The People’s History Museum is celebrating receiving two prestigious awards, that each recognise the collaborative work and approach taken by the national museum of democracy in helping people to explore and tell their histories and stories.

The first award was the Museum & Education Partnership Award at the inaugural North West Cultural Education Awards 2018 organised by Curious Minds, given to the People’s History Museum for an art-led project with Manchester Secondary Pupil Referral Unit (PRU).

21 pupils from Manchester Secondary PRU took part in the project to explore what representation means to them. In a world dominated by social media platforms, they creatively examined how they are seen by others, and how they see themselves. In doing so they exploded myths, asked questions and challenged people to look beyond the social media filter.

The result is Who Represents Me – a bold, colourful and powerful piece of artwork that currently features as part of the museum’s headline exhibition for 2018, Represent! Voices 100 Years On, which explores the ongoing fight for representation, including issues such as the votes for women campaign and Repeal the 8th. One of the students who participated received one of only two Personal Achievement Awards for their part in the project.

The second accolade received was at the first ever National Democracy Week Awards, with the People’s History Museum named National Collaboration of the Year. Organised by the National Democracy Week Council in conjunction with the Cabinet Office, the ceremony was held at the People’s History Museum, with six different awards recognising those working to increase democratic engagement in the UK.

The National Collaboration of the Year title was awarded to the People’s History Museum for its collaborative work for both the current crowdsourced Represent! Voices 100 Years On exhibition and Never Going Underground: The Fight for LGBT+ Rights exhibition, which took place in 2017. For this multi award-wining exhibition, nine community curators led the story telling behind the displays, which told of the fight for LGBT+ rights 50 years on from when the 1967 Sexual Offences Act partially decriminalised homosexual acts in England and Wales.

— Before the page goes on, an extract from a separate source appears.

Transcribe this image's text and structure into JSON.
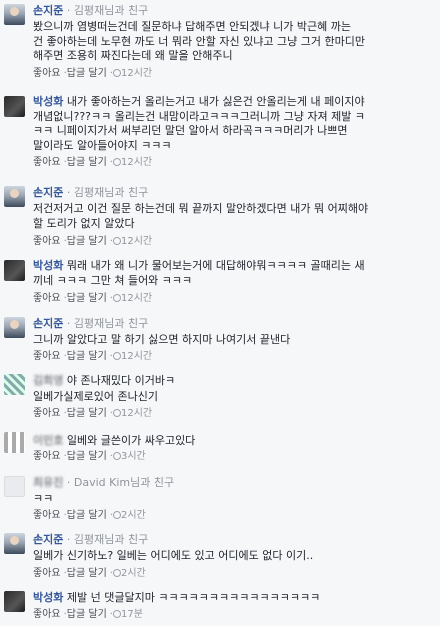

Katy Ashton, Director at the People’s History, Museum comments, “In all the museum’s interactions; the visitors and schools that we welcome, the community engagement programmes that we run, the exhibitions and events that we organise, we are encouraging people to discover and tell their stories and histories. So we are delighted that the North West Cultural Education Awards and National Democracy Week Awards are both recognising the museum’s collaborative approach with partners, communities and audiences and the amazing work of the PHM team.”